Sadlik J R, Hoyer M, Leyko M A, Horvat R, Parmely M, Whitacre C, Zwilling B, Rinehart J J
Cancer Res. 1985 May;45(5):1940-5.
Recently, gamma-interferon (IFN-gamma) has been shown to be have the capacity to activate macrophages in several murine and human systems. The studies reported here were undertaken to determine the identity of the lymphokine responsible for activation of human monocytes to a tumoricidal state. Macrophage-activating factor (MAF) activity was assessed using a 24-h 51Cr release assay with human monocytes as effector cells and K-562 targets. Stimulated lymphocyte supernatants were produced by stimulation of peripheral blood mononuclear cells with concanavalin A in serum-free media. Interferon was detected in an antiviral assay. Four lines of evidence lead to the conclusion that MAF and IFN-gamma are identical in this system: (a) fractionation of stimulated lymphocyte supernatants by adsorption chromatography, followed by anion or cation exchange chromatography (Mono-S, Mono-Q columns), resulted in nearly identical elution profiles of MAF and IFN activities. All of the individual fractions containing MAF activity were found to contain IFN in amounts corresponding to MAF activity. (b) Monoclonal antibody specific for IFN-gamma neutralized the ability of stimulated lymphocyte supernatants to induce human monocyte tumoricidal activity. This antibody also neutralized the MAF activity of purified IFN-gamma but not alpha-interferon. (c) The biological MAF activity of activated lymphocyte supernatants and IFN-gamma were similar. Dilution versus MAF activity for IFN-gamma and stimulated lymphocyte supernatants exhibited identical slopes. Lymphocyte supernatants and IFN-gamma demonstrated similar MAF activity on three effector cells: monocytes, in vitro-differentiated macrophages, and dexamethasone-differentiated macrophages. (d) Analysis of supernatants produced by five antigen-stimulated human T-cell clones demonstrated coordinate production of MAF and IFN. These results provide compelling evidence for support of the concept that IFN-gamma is the major human lymphokine capable of inducing monocyte-macrophage tumoricidal activity.

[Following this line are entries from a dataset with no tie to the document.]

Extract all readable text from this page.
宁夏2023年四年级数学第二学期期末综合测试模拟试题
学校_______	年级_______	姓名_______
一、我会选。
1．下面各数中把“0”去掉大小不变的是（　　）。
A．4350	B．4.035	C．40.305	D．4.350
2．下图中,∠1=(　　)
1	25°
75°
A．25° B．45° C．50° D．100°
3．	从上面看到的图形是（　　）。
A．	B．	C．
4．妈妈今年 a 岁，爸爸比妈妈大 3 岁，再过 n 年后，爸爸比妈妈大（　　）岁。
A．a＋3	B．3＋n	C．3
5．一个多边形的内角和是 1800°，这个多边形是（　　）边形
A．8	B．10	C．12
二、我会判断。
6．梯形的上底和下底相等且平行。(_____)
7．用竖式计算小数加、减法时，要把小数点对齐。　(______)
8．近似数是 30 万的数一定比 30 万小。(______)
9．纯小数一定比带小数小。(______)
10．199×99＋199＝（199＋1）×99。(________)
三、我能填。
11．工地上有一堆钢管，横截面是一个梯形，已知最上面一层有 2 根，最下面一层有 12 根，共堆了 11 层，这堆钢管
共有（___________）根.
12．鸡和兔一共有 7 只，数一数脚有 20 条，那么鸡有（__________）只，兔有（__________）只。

最近,γ干扰素(IFN-γ)已被证明在多个小鼠和人类系统中具有激活巨噬细胞的能力。本文所报道的研究旨在确定负责将人类单核细胞激活至杀肿瘤状态的淋巴因子的身份。巨噬细胞激活因子(MAF)活性通过以人类单核细胞作为效应细胞、K-562细胞为靶细胞的24小时51Cr释放试验进行评估。刺激淋巴细胞上清液是通过在无血清培养基中用刀豆球蛋白A刺激外周血单核细胞产生的。通过抗病毒试验检测干扰素。四条证据链得出结论:在该系统中MAF和IFN-γ是相同的:(a)通过吸附色谱法对刺激淋巴细胞上清液进行分级分离,随后进行阴离子或阳离子交换色谱法(Mono-S、Mono-Q柱),MAF和IFN活性的洗脱曲线几乎相同。所有含有MAF活性的单个组分都被发现含有与MAF活性相对应量的IFN。(b)对IFN-γ特异的单克隆抗体中和了刺激淋巴细胞上清液诱导人类单核细胞杀肿瘤活性的能力。该抗体也中和了纯化的IFN-γ的MAF活性,但不中和α干扰素的MAF活性。(c)活化淋巴细胞上清液和IFN-γ的生物学MAF活性相似。IFN-γ和刺激淋巴细胞上清液的稀释度与MAF活性呈现相同的斜率。淋巴细胞上清液和IFN-γ在三种效应细胞上表现出相似的MAF活性:单核细胞、体外分化的巨噬细胞和地塞米松分化的巨噬细胞。(d)对五个抗原刺激的人类T细胞克隆产生的上清液的分析表明MAF和IFN是协同产生的。这些结果为支持IFN-γ是能够诱导单核细胞-巨噬细胞杀肿瘤活性主要人类淋巴因子这一概念提供了有力证据。